捕獲岩。
捕獲岩(ゼノリス/xenolith)とは、上昇するマグマが通り道の岩体から削り取って地表まで運び上げた、由来の異なる岩石の破片。
語源はギリシャ語で「よそ者の石」を意味します。マグマが固まってできた岩石の中に、明らかに成り立ちの違う塊が閉じ込められている状態を指し、地殻から取り込まれたものを地殻捕獲岩、より深いマントルから運ばれたものをマントル捕獲岩と呼び分けます。
掘れない深さの試料が、手に入る
人間が掘り抜ける深さには限りがあります。捕獲岩の価値はここにあります。噴火が地下深部の岩石を無料で地表まで運んできてくれるため、直接到達できない場所の組成・温度・圧力の記録を手に取って調べられます。
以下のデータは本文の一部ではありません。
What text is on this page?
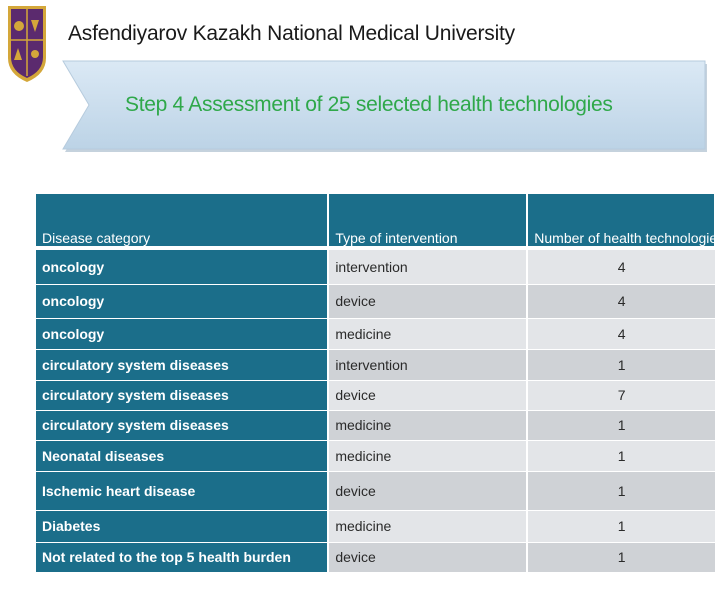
Asfendiyarov Kazakh National Medical University
Step 4 Assessment of 25 selected health technologies
Disease category	Type of intervention	Number of health technologies
oncology	intervention	4
oncology	device	4
oncology	medicine	4
circulatory system diseases	intervention	1
circulatory system diseases	device	7
circulatory system diseases	medicine	1
Neonatal diseases	medicine	1
Ischemic heart disease	device	1
Diabetes	medicine	1
Not related to the top 5 health burden	device	1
マントルの性質に関する知見の多くは、この持ち上げられた破片から得られてきました。
噴火の時刻を測る道具にもなる
捕獲岩は年代測定にも使えます。ただし読み取るのは「石が生まれた時刻」ではありません。捕獲岩は上昇するマグマに包まれて加熱され、それまでに溜まっていたヘリウムなどを失います。噴火で地表へ放り出されて急冷した瞬間から、放射性崩壊で生じるヘリウムがふたたび結晶内に溜まりはじめます。この量を測る (U-Th)/He 法では、得られる年代が噴火で急冷した時刻になります。マールのように噴出物側に年代測定用の鉱物を含まない火山では、この迂回路が数少ない手段になります。
読み手の注意:捕獲岩から出た年代は、必ず「何の時刻か」を確認する。結晶の形成年代と、加熱・急冷の時刻は別のもの。